Oflayarak alışveriş merkezinden çıktım ve otobüs durağına doğru adımlarken, "Hallettim onu ben. Anneme iki surat yaptım kabul etti hemen. Babamı da ikna etmesini rica edince kırmadı beni. Çok konuşma da yürü. Çok işimiz var." dedim. Bir şeyler söylenerek yanımda yürüyordu ama ben yine onu dinlemiyordum.

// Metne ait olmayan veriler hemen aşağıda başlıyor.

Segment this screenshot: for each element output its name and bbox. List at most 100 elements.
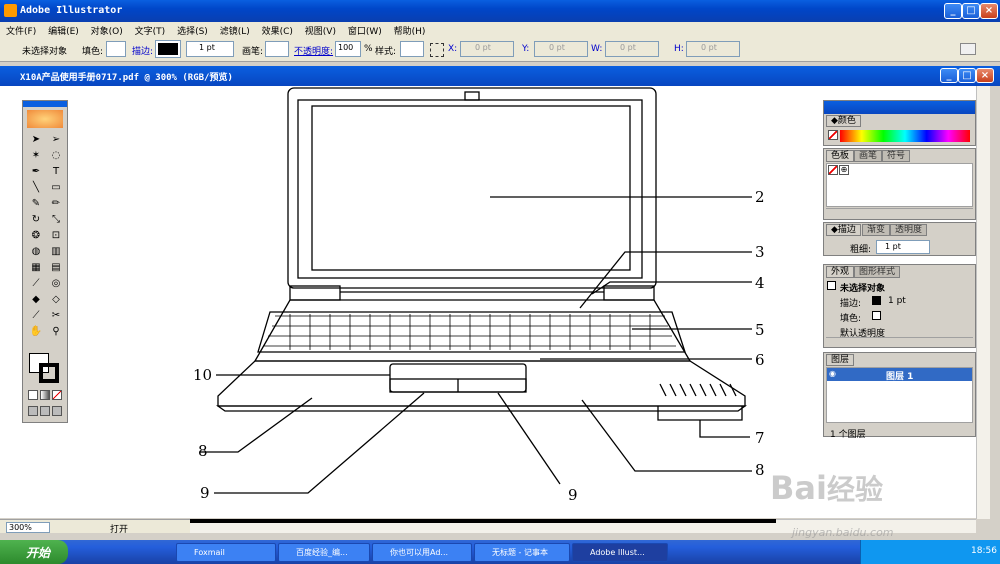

Eve gelip aldıklarımızı çıkarmış, salona ve yatak odama mumları dizmiş, yemek yapmak için Ahmet'le mutfağa geçmiştik. Hayatımda ilk defa patates kızartacak ve köfte yapacaktım. Ahmet, 'bu işi en iyi ben bilirim' havalarındaydı ama onun da mutfağa sadece ağzına bir şeyler tıkıştırmak için girdiğinden adım gibi emindim.
"Ya kanka bak şimdi, bu patatesleri önce soyup sonra yıkayacağız. Sonra da güzelce doğrayıp tavada pişireceğiz. Hayriye sultana hep yardım ettiğimden biliyorum. Sen de şu eti çıkar da bir süre dursun öyle. Niye bilmiyorum ama annem hep öyle yapıyor."
Dudağını büzüp patatesleri aldı ve soymaya başladı. Ben de dediği gibi eti dolaptan çıkarıp bir kenara bıraktım ve salatayı yapmaya başladım.